March 11, 2020 — 2:16 PM
Bradley Harper says:
Can I wear my bunny slipper while working/
March 11, 2020 — 4:28 PM
Emma says:
Chair is now on wishlist. Did not look at price. Or availability in Australia.
March 11, 2020 — 6:45 PM
logarhythm1 says:
I think “self-isolating” is great. Why not do it more often?
March 11, 2020 — 6:48 PM
Deborah Makarios says:
“The blood must flow.” Did not go where I was expecting. Maybe I need to move away from outflow toward a healthier aroundflow.
March 11, 2020 — 7:12 PM
jaffenotier says:
…so I’m sitting here blissfully munching on carmelcorn and chocolate ice cream, reading a goddamn BLOG telling me to watch my media habits and ration my carbs….
March 11, 2020 — 7:55 PM
Andy Walsh says:
My day goes like this:
7am to 9am – Major trauma as I prepare my 2 children for school and drag them there, kicking and screaming.
9am to 9.30am – 3 strong coffees as I pace up and down, gathering my senses.
9.30am to 10am – Write 2 sentences.
10am – Check Facebook.
10am to11.30am – Browse through links for stuff like the latest teeth whitening paste, the top 10 boxing knockouts, or the best value electric car I can’t afford.
11.30am to 12pm – Decide I’ve been distracted so I let the dog take me for a walk to re-centre.
12pm to 1pm – Browse property websites for the house I’m going to buy when my international best-seller is made into a blockbuster movie.
1pm to 1.05pm – Eat toast.
1.05pm to 2.50pm – Edit or re-write the last 2 sentences with occasional visits to Youtube and Facebook.
2.50pm to ???? – More trauma as the monsters are home from school.
DAMN THE INTERNET!!!!!
This fantastic post has made me realise what I’m doing wrong. I’m not masturbating enough.
March 12, 2020 — 5:25 AM
Glenn Hauman says:
See people? Aren’t you forgetting that your employer sent you home specifically so that you wouldn’t physically interact with other people?
March 12, 2020 — 10:00 AM
AAAndrew says:
I’m new to working from home as my company just told us all to go away and work somewhere else for a couple of weeks. Unfortunately, I’m not the only one at home during the day. I also can’t work if there is distracting noise, like a phone conversation, nearby. I’m sure others who live in tiny city apartments with bad soundproofing will also have this same issue. (What is that TV show they’re watching next door? [after 20 more minutes of listening, then trying to search for tv listings, and trying to identify theme song] Perhaps I should get back to work.)

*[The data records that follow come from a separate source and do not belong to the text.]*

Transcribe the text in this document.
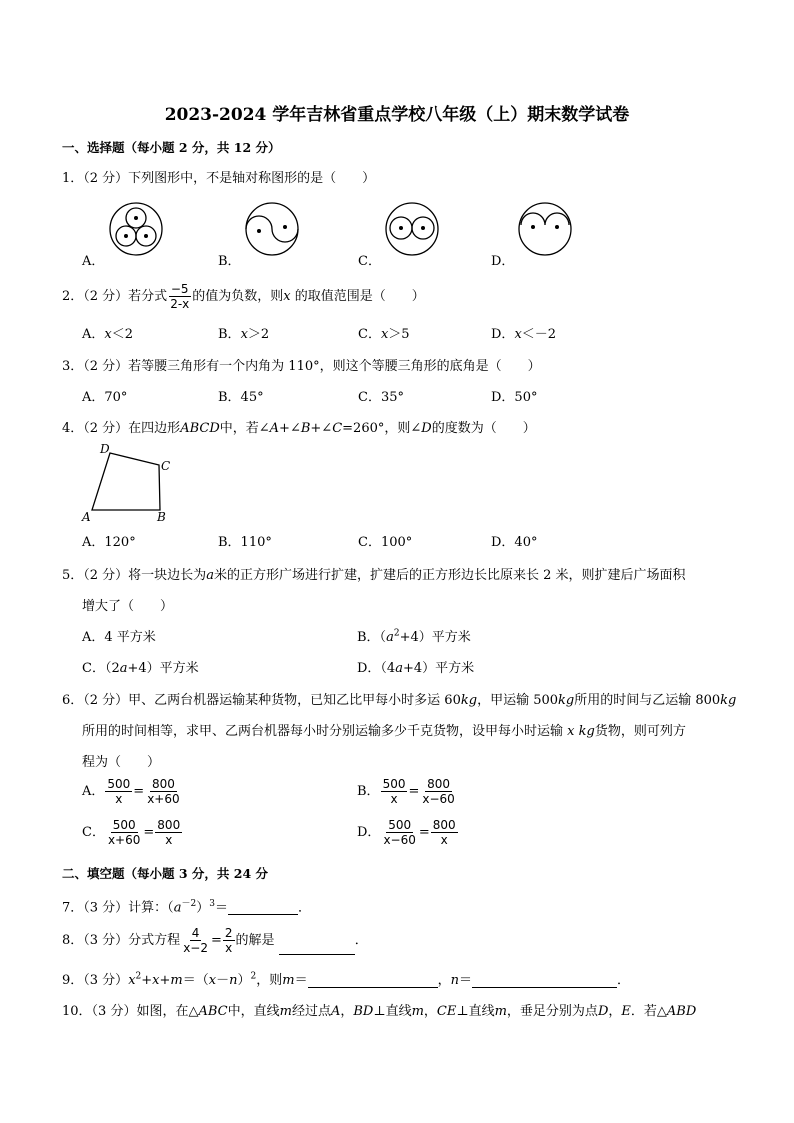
2023-2024 学年吉林省重点学校八年级（上）期末数学试卷
一、选择题（每小题 2 分，共 12 分）
1．（2 分）下列图形中，不是轴对称图形的是（　　）
A．	B．	C．	D．
2．（2 分）若分式 $\frac{-5}{2-x}$ 的值为负数，则x 的取值范围是（　　）
A．x＜2	B．x＞2	C．x＞5	D．x＜－2
3．（2 分）若等腰三角形有一个内角为 110°，则这个等腰三角形的底角是（　　）
A．70°	B．45°	C．35°	D．50°
4．（2 分）在四边形ABCD中，若∠A+∠B+∠C=260°，则∠D的度数为（　　）
D
C
A	B
A．120°	B．110°	C．100°	D．40°
5．（2 分）将一块边长为a米的正方形广场进行扩建，扩建后的正方形边长比原来长 2 米，则扩建后广场面积
增大了（　　）
A．4 平方米	B．$(a^2+4)$平方米
C．（2a+4）平方米	D．（4a+4）平方米
6．（2 分）甲、乙两台机器运输某种货物，已知乙比甲每小时多运 60kg，甲运输 500kg所用的时间与乙运输 800kg
所用的时间相等，求甲、乙两台机器每小时分别运输多少千克货物，设甲每小时运输 x kg货物，则可列方
程为（　　）
A． $\frac{500}{x} = \frac{800}{x+60}$	B． $\frac{500}{x} = \frac{800}{x-60}$
C． $\frac{500}{x+60} = \frac{800}{x}$	D． $\frac{500}{x-60} = \frac{800}{x}$
二、填空题（每小题 3 分，共 24 分
7．（3 分）计算：$(a^{-2})^3=$	．
8．（3 分）分式方程 $\frac{4}{x-2} = \frac{2}{x}$ 的解是	．
9．（3 分）$x^2+x+m=(x-n)^2$，则m＝	，n＝	．
10．（3 分）如图，在△ABC中，直线m经过点A，BD⊥直线m，CE⊥直线m，垂足分别为点D，E．若△ABD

I found that pure “white noise” just gets irritating. So, I’ve discovered the joys of over-the-ears headphones, and ambient sounds from YouTube. My favorite source is The Guild of Ambiance. https://www.youtube.com/channel/UCvVWCrxq_aZr7fN_KpaGGTA
So far, Rain & Thunderstorm with Crackling Fireplace (3 hours) and Fireplace Sounds Medievel Tavern (1 hour) are my favorites. Enough to mask the distracting sounds, but not enough to distract themselves.